Joseph Cornell

Artist Biography

Joseph Cornell was an innovative artist, known for his inventive collages, experimental films, and shadow box constructions containing found objects and discarded materials. As an artist, Cornell was largely self-taught. Born in Nyack, New York, he worked as a textile salesman for nearly a decade. After moving to Flushing, New York in 1929, Cornell began creating collages, using photographs, clippings from magazines, and other images from popular culture. He was an avid collector and searched through local stores, book shops, and antique fairs for objects and memorabilia. By the mid-1930s, Cornell had begun creating his signature shadow boxes. These works, typically faced with glass, juxtapose disparate images and objects together, creating wondrous environments. Many of the boxes, like his celebrated Medici Slot Machine series, were designed to be interactive.
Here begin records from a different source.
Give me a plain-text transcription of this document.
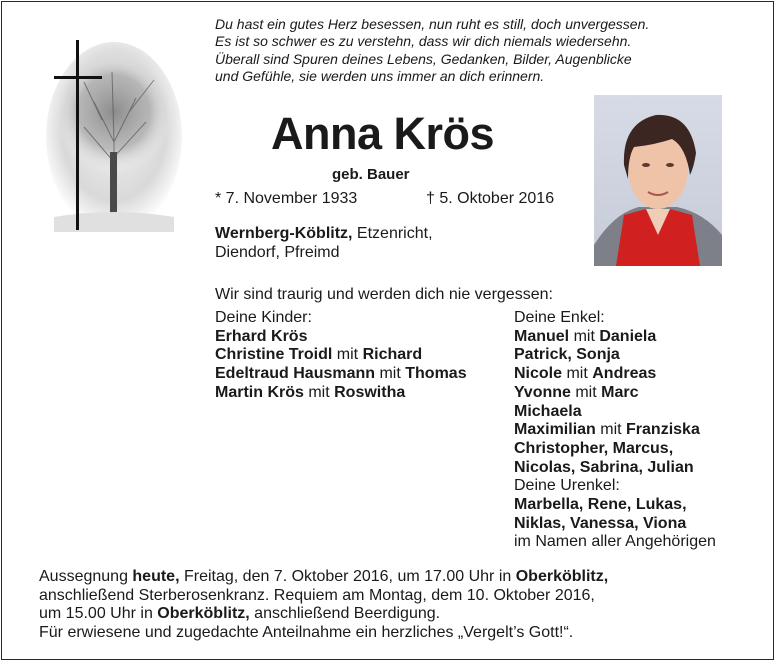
Du hast ein gutes Herz besessen, nun ruht es still, doch unvergessen.
Es ist so schwer es zu verstehn, dass wir dich niemals wiedersehn.
Überall sind Spuren deines Lebens, Gedanken, Bilder, Augenblicke
und Gefühle, sie werden uns immer an dich erinnern.
Anna Krös
geb. Bauer
* 7. November 1933	† 5. Oktober 2016
Wernberg-Köblitz, Etzenricht,
Diendorf, Pfreimd
Wir sind traurig und werden dich nie vergessen:
Deine Kinder:
Erhard Krös
Christine Troidl mit Richard
Edeltraud Hausmann mit Thomas
Martin Krös mit Roswitha
Deine Enkel:
Manuel mit Daniela
Patrick, Sonja
Nicole mit Andreas
Yvonne mit Marc
Michaela
Maximilian mit Franziska
Christopher, Marcus,
Nicolas, Sabrina, Julian
Deine Urenkel:
Marbella, Rene, Lukas,
Niklas, Vanessa, Viona
im Namen aller Angehörigen
Aussegnung heute, Freitag, den 7. Oktober 2016, um 17.00 Uhr in Oberköblitz,
anschließend Sterberosenkranz. Requiem am Montag, dem 10. Oktober 2016,
um 15.00 Uhr in Oberköblitz, anschließend Beerdigung.
Für erwiesene und zugedachte Anteilnahme ein herzliches „Vergelt’s Gott!“.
Although his work was included in the 1932 exhibition Surréalisme at Julien Levy Gallery and the 1936 exhibition Fantastic Art, Dada, Surrealism at the Museum of Modern Art, Cornell did not label himself a Surrealist. He was, however, familiar with artists creating Surrealist works, such as Max Ernst, Marcel Duchamp, and Salvador Dalí. Cornell’s works stand alongside his contemporaries as inventive creations. They can be found in the collections of the Smithsonian American Art Museum, the Museum of Modern Art, and the Art Institute of Chicago.